An executive will ideally spend a relatively long time with a company. It’s of course always helpful when any strong employee stays with an organization for the duration. High turnover is a costly issue.
However, when someone plays a leadership role, it’s particularly beneficial to keep them around for as long as possible (assuming they are a good fit for the company). Transitioning to new leadership is naturally challenging.
That’s not to say it needs to be excessively difficult. Companies simply need to prepare for these challenges accordingly. If an organization stays in business long enough, at least some of its executives will almost certainly leave eventually. Even if they don’t pursue opportunities elsewhere, executives, like all employees, retire at some point.
The following are potential difficulties that can arise when this happens. Again, the point isn’t to concern anyone worried about the potential departure of an executive. By knowing what to expect, major decision-makers at companies can prepare more effectively.
Difficulty #1: Not Having a Plan in Place
This problem should be relatively easy to avoid. However, it’s one that many companies face when they don’t take the time to prepare for the inevitable.
The specific way in which a company will onboard a new CEO and executive will depend on a range of factors. That said, it’s extremely helpful for companies to establish a general plan for handling the transition ahead of time. This plan should define how the company will find a new executive, how the new executive will learn about the company’s overall strategy, and how the executive will get up to speed on essential processes that may be crucial to maintaining consistent operations.
Don’t make the mistake of trying to draft a plan for hiring and onboarding a new executive at the last minute. For obvious reasons, this plan won’t be as well thought out as one that was established beforehand. Take the time now to prepare for what will occur eventually.
Difficulty #2: Struggling with Culture Fit
Company culture plays an essential role in all organizations’ success. A company is more likely to thrive when the majority of employees share its values and attitudes.
Culture fit is particularly important when hiring executives. Anyone playing a leadership role needs to be on the same page with their coworkers in regards to vision and overall approach to work. The fact that someone was a successful executive in one environment by no means guarantees they will also succeed in a new environment.
The problem is, knowing you need to hire a new executive who is a good fit for the culture isn’t the same as knowing how to find them. That’s why it’s important to leverage all available resources when seeking replacements for departing executives.
For example, if the CEO of your company was planning on leaving in the near future, you might coordinate with an executive search firm. Such agencies specialize in helping companies find executives who are a good fit. Thus, their experts understand how to identify executives who are not only talented, but who can also naturally adjust to a new company culture.

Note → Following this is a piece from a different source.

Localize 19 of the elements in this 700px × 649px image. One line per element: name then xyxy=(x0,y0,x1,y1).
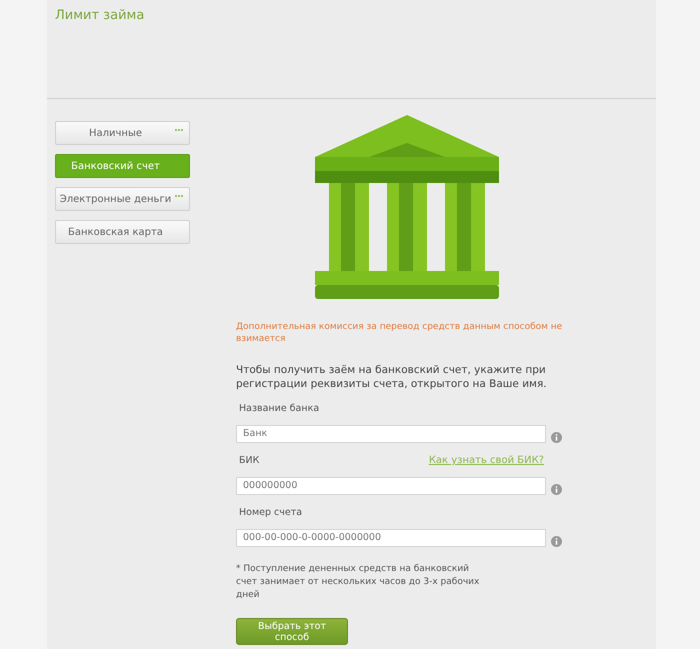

Difficulty #3: Losing Other Important Players
This is an unfortunate (but arguably understandable) development that organizations must nevertheless prepare for when executives depart. When one executive leaves, in many cases, other high-ranking employees may feel they deserve the vacant position.
In some cases, they are correct. This makes what could be a difficult situation much easier to manage. Replacing a previous executive with someone who is already deeply familiar with the company can simplify what is otherwise a somewhat challenging process.

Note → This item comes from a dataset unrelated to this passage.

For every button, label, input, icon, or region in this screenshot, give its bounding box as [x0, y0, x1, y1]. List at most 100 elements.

However, in many instances, it is necessary to hire from outside. (Again, it’s smart to work with an executive search firm when this is the case.) This can upset current employees who thought they would get the job. Feeling overlooked, such employees sometimes leave as well, forcing companies to replace them as well.
Companies can guard against this problem in a few ways. The simplest is to genuinely consider whether any current employees actually would make for strong successors. That said, if no current employee is right for the position, decision-makers should at least identify those who seem to believe they should have been considered.
The best step to take in these situations is to be honest. There are always authentic reasons the board decided no existing employees were right for a departing executive’s position. Honestly communicating those reasons while still expressing respect for the strength of employees who wanted the position is the best way to convince them they still have the potential to continue advancing professionally within the company.
These are points all members of a company’s board should remember. Once again, executives are probably going to leave eventually. That’s less likely to have a negative impact on operations if you prepare accordingly.